I doubt that humility is among the first traits most people think of when they think of scientists. And indeed, some scientists (like some academics and intellectuals generally) exhibit a combination of confidence in their own intellect and limitations in their social skills that makes them seem abrasive if not arrogant. A few have made a public career of intellectual overreaching, not least in matters of science and faith. But in my experience (and certainly, let me stress, in the case of my own wife!) this is much more the exception than the rule. If intellectual humility is essentially a willingness to admit what you do not and cannot know, science cultivates humility like few other pursuits can — because in few other pursuits do you so often find out that you were wrong.

though we tell the story of science through its high points — the discoveries and confirmed theories that won Nobel Prizes and launched new eras in technology — the actual practice of science, for nearly every working scientist, involves far more failure than success. This is especially true for experimental science, the kind that requires the most direct interaction with recalcitrant reality.

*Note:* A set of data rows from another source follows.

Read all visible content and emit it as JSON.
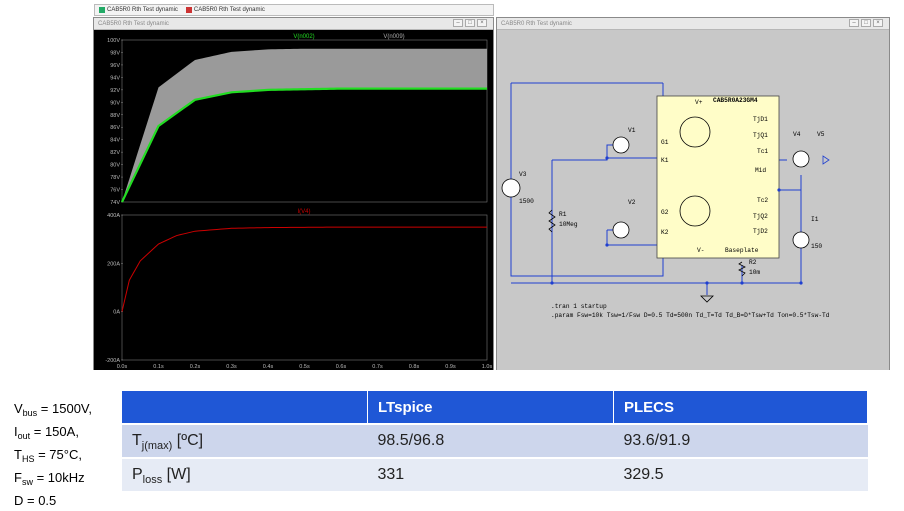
{
  "tabs": [
    "CAB5R0 Rth Test dynamic",
    "CAB5R0 Rth Test dynamic"
  ],
  "waveform_window": {
    "title": "CAB5R0 Rth Test dynamic",
    "top_plot": {
      "trace_labels": [
        "V(n002)",
        "V(n009)"
      ],
      "trace_colors": [
        "#22dd22",
        "#9a9a9a"
      ],
      "y_ticks": [
        "100V",
        "98V",
        "96V",
        "94V",
        "92V",
        "90V",
        "88V",
        "86V",
        "84V",
        "82V",
        "80V",
        "78V",
        "76V",
        "74V"
      ]
    },
    "bottom_plot": {
      "trace_label": "I(V4)",
      "trace_color": "#cc0000",
      "y_ticks": [
        "400A",
        "200A",
        "0A",
        "-200A"
      ]
    },
    "x_ticks": [
      "0.0s",
      "0.1s",
      "0.2s",
      "0.3s",
      "0.4s",
      "0.5s",
      "0.6s",
      "0.7s",
      "0.8s",
      "0.9s",
      "1.0s"
    ]
  },
  "chart_data": [
    {
      "type": "area",
      "series": [
        {
          "name": "V(n002)",
          "x": [
            0,
            0.1,
            0.2,
            0.3,
            0.4,
            0.5,
            0.6,
            0.7,
            0.8,
            0.9,
            1.0
          ],
          "y": [
            74,
            86.2,
            90.4,
            91.6,
            92.0,
            92.1,
            92.2,
            92.2,
            92.2,
            92.2,
            92.2
          ]
        },
        {
          "name": "V(n009)",
          "x": [
            0,
            0.1,
            0.2,
            0.3,
            0.4,
            0.5,
            0.6,
            0.7,
            0.8,
            0.9,
            1.0
          ],
          "y": [
            74,
            92.4,
            96.8,
            98.1,
            98.5,
            98.6,
            98.6,
            98.6,
            98.6,
            98.6,
            98.6
          ]
        }
      ],
      "ylim": [
        74,
        100
      ],
      "xlim": [
        0,
        1.0
      ]
    },
    {
      "type": "line",
      "series": [
        {
          "name": "I(V4)",
          "x": [
            0,
            0.02,
            0.05,
            0.1,
            0.15,
            0.2,
            0.3,
            0.4,
            0.5,
            0.6,
            1.0
          ],
          "y": [
            0,
            130,
            210,
            280,
            315,
            333,
            345,
            348,
            349,
            350,
            350
          ]
        }
      ],
      "ylim": [
        -200,
        400
      ],
      "xlim": [
        0,
        1.0
      ]
    }
  ],
  "schematic_window": {
    "title": "CAB5R0 Rth Test dynamic",
    "module_name": "CAB5R0A23GM4",
    "pins": {
      "vplus": "V+",
      "vminus": "V-",
      "g1": "G1",
      "k1": "K1",
      "g2": "G2",
      "k2": "K2",
      "tjd1": "TjD1",
      "tjq1": "TjQ1",
      "tc1": "Tc1",
      "mid": "Mid",
      "tc2": "Tc2",
      "tjq2": "TjQ2",
      "tjd2": "TjD2",
      "baseplate": "Baseplate"
    },
    "components": {
      "v3": "V3",
      "v3_value": "1500",
      "r1": "R1",
      "r1_value": "10Meg",
      "v1": "V1",
      "v2": "V2",
      "v4": "V4",
      "v5": "V5",
      "r2": "R2",
      "r2_value": "10m",
      "i1": "I1",
      "i1_value": "150"
    },
    "directives": [
      ".tran 1 startup",
      ".param Fsw=10k Tsw=1/Fsw D=0.5 Td=500n Td_T=Td Td_B=D*Tsw+Td Ton=0.5*Tsw-Td"
    ]
  },
  "params": {
    "vbus": {
      "base": "V",
      "sub": "bus",
      "val": " = 1500V,"
    },
    "iout": {
      "base": "I",
      "sub": "out",
      "val": " = 150A,"
    },
    "ths": {
      "base": "T",
      "sub": "HS",
      "val": " = 75°C,"
    },
    "fsw": {
      "base": "F",
      "sub": "sw",
      "val": " = 10kHz"
    },
    "d": "D = 0.5"
  },
  "results_table": {
    "headers": [
      "",
      "LTspice",
      "PLECS"
    ],
    "rows": [
      {
        "label_base": "T",
        "label_sub": "j(max)",
        "label_unit": " [ºC]",
        "ltspice": "98.5/96.8",
        "plecs": "93.6/91.9"
      },
      {
        "label_base": "P",
        "label_sub": "loss",
        "label_unit": " [W]",
        "ltspice": "331",
        "plecs": "329.5"
      }
    ]
  }
}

On most days, in most labs, the data do not add up, Matlab has an untraceable bug, the laser is on the fritz, and all the cultures have been contaminated when the undergraduate research assistant sneezed. And while each of these everyday setbacks requires immense amounts of patience and persistence to overcome, they are only the quotidian version of the perplexity that begins early in the study of science. Every scientist, in the process of their training, has had to repeatedly discover that their intuitions about the world are simply wrong, or at least incomplete. Even great scientists have come up against the sheer oddity and unpredictability of the world — Albert Einstein, for example, never fully accepted the uncertainty at the heart of quantum mechanics, something that is now universally accepted by physicists.